Un film de David Cronenberg

L’insoutenable pesanteur de l’être absent

Effondré par le décès de sa femme, Karsh, un homme d’affaires a créé une nouvelle société controversée, Gravetech. Celle-ci permet de se connecter avec les linceuls des défunts pour voir l’évolution des cadavres. Un jour, il voit apparaître de drôles de tâches sur le corps de sa femme…

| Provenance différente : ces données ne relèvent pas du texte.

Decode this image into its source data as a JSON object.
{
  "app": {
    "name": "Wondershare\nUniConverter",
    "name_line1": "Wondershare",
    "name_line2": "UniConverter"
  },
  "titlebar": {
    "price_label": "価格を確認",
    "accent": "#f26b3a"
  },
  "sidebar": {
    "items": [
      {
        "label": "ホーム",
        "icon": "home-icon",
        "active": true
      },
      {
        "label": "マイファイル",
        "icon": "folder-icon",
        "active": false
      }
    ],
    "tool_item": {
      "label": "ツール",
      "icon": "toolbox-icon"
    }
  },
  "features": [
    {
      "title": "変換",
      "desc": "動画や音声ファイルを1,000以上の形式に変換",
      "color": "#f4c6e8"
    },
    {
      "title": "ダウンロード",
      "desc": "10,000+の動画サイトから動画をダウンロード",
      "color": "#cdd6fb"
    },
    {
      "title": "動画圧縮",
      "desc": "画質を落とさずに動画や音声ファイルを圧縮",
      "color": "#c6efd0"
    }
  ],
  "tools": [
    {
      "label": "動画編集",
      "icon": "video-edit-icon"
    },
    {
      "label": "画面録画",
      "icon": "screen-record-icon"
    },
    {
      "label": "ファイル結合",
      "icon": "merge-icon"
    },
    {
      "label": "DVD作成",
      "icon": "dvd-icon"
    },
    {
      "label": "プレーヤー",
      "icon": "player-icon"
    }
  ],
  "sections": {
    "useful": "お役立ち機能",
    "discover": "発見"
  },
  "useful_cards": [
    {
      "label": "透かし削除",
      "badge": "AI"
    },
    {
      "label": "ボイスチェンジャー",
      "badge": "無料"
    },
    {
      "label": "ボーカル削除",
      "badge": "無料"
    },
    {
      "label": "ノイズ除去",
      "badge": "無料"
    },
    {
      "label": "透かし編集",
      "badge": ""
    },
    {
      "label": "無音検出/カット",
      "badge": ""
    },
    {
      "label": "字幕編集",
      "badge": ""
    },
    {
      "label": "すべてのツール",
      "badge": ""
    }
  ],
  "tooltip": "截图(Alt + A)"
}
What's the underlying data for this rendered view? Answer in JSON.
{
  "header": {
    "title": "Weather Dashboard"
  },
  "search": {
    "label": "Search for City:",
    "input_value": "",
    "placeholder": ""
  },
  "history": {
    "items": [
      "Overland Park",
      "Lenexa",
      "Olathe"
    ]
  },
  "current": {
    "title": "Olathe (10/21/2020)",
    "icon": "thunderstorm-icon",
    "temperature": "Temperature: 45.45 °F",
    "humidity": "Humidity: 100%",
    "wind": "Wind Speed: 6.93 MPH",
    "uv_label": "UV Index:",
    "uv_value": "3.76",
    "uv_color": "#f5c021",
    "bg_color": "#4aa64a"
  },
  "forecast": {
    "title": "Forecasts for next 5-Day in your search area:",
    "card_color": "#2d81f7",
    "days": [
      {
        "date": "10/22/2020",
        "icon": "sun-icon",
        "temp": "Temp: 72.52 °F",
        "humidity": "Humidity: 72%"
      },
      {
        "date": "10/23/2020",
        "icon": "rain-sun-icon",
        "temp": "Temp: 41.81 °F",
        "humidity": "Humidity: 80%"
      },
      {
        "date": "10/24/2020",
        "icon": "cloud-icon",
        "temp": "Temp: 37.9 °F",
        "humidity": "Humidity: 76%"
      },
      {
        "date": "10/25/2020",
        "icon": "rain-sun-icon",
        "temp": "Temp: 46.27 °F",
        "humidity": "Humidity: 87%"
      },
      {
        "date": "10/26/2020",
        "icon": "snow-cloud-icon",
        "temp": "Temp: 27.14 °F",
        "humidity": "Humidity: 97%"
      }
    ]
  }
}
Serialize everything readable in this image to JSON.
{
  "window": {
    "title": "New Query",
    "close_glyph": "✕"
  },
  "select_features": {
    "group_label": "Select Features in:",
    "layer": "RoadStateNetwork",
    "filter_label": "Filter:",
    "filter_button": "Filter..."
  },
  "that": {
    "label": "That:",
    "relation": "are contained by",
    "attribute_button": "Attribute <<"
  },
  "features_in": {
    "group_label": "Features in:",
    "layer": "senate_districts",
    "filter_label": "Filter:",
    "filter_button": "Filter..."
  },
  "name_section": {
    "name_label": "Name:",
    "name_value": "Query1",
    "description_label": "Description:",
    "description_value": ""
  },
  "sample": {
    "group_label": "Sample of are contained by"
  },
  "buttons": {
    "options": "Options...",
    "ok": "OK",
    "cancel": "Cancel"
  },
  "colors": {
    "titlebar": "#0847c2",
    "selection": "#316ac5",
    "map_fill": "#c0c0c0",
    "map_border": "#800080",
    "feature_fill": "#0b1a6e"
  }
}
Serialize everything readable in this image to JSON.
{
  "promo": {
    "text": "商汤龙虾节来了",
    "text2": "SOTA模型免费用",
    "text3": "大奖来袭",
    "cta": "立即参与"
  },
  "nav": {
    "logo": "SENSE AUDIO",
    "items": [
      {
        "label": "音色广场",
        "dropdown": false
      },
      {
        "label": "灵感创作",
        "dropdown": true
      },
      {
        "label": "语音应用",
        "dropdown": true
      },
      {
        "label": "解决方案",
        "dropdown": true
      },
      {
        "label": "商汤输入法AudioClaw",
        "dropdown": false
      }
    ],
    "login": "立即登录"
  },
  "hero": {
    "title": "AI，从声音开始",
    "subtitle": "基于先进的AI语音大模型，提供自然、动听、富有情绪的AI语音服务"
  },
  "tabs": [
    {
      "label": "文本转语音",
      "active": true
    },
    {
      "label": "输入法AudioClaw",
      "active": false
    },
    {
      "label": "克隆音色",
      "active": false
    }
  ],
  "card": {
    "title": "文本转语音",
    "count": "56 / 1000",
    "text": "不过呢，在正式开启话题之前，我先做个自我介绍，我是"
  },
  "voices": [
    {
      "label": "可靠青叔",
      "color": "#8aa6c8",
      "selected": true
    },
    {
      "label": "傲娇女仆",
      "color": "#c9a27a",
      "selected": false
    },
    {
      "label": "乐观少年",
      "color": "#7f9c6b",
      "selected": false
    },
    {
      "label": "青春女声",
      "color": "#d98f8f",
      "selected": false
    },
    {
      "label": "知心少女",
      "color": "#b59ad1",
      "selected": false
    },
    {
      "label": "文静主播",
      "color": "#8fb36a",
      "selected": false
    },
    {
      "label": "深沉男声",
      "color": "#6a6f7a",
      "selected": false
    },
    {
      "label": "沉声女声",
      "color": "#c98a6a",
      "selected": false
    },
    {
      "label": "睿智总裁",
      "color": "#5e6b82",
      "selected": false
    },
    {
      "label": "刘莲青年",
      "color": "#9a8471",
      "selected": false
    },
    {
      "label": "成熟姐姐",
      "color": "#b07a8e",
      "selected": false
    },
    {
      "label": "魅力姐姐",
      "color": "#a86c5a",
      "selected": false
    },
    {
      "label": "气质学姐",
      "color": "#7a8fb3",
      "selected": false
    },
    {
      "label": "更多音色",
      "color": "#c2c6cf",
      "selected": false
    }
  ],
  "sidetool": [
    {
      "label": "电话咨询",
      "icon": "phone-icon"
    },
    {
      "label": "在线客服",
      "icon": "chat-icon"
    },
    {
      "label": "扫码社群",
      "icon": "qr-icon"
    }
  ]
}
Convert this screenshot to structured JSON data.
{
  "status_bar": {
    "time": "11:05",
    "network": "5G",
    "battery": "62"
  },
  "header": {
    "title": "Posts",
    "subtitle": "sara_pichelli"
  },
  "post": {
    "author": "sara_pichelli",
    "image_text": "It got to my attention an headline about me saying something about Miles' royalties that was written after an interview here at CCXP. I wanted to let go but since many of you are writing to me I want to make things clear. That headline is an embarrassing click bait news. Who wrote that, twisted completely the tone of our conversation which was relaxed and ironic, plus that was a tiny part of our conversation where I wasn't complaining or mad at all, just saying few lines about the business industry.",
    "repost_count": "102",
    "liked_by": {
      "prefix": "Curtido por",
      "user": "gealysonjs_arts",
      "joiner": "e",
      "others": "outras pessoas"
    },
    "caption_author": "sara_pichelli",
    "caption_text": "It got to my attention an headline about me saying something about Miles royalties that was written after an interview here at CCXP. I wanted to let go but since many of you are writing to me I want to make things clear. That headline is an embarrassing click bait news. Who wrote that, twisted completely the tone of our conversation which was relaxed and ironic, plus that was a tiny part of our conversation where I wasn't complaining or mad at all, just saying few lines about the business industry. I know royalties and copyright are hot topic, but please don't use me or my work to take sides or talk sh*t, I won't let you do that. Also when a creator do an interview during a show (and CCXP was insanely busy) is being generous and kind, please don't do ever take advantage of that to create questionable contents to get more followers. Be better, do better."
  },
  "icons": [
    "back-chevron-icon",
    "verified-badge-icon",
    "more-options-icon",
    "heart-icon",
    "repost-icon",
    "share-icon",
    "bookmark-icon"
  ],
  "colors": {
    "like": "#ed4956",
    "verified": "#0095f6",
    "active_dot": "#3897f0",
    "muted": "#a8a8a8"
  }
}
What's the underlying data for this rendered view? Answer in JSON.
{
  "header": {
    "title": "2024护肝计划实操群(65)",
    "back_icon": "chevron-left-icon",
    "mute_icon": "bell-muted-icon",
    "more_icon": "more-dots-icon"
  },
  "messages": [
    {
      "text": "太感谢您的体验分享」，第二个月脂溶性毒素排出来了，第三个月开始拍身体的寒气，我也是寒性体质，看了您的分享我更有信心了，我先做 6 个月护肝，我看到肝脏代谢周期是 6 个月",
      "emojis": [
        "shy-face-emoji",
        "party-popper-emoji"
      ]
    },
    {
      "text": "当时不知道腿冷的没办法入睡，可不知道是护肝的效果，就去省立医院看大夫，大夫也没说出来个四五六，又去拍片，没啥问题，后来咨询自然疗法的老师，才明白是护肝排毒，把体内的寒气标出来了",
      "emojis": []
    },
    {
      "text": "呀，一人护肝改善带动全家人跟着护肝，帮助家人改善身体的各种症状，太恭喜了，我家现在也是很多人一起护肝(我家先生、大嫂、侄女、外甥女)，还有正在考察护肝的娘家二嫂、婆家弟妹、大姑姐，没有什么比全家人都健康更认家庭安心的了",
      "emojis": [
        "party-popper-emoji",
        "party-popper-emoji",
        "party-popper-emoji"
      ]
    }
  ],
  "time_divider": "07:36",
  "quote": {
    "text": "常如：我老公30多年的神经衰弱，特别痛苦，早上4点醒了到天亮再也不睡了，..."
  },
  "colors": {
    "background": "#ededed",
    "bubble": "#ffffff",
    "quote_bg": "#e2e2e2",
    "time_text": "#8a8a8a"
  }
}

La rumeur disait vrai : pour son nouveau métrage, David Cronenberg a décidé de signer une œuvre intimiste, fortement autobiographique. Dès la première apparition de Vincent Cassel à l’écran, sa silhouette se confond complètement avec celle du réalisateur. Mais comme souvent chez le cinéaste, il ne s’agira pas d’un récit classique mais d’une nouvelle expérimentation formelle dans laquelle il sera une énième fois question du corps humain et des innovations technologiques. L’auteur de "Vidéodrome", "La Mouche" et "A History of Violence" a toutefois trouvé les racines de son scénario dans la mort de sa propre épouse, signant un film morbide à la poésie troublante.

Karsh est un homme d’affaires brillant. Élégant, on pourrait le penser enchaîner les conquêtes. Mais depuis qu’il est veuf, plus rien n’a de saveur. Et c’est à travers un date maladroit qu’on va découvrir ses activités : des linceuls connectés. Oui, Gravetech, sa société, commercialise au sein de cimetières ultra-modernes des suaires dont les nombreuses caméras permettent de suivre l’évolution de la décomposition d’un cadavre. Pas besoin d’avoir fait des études de psychologie pour se rendre compte qu’il ne s’agit pas de la meilleure solution pour pouvoir faire son deuil et passer à autre chose. Et c’est bien précisément la velléité du protagoniste : ne pas passer à autre chose, conserver une image réelle de son être aimé au quotidien. Ces premiers instants sont les plus réussis, bouleversant en quelques répliques, et esquissant un haïku poignant sur les liens si particuliers qui peuvent unir les vivants et les défunts.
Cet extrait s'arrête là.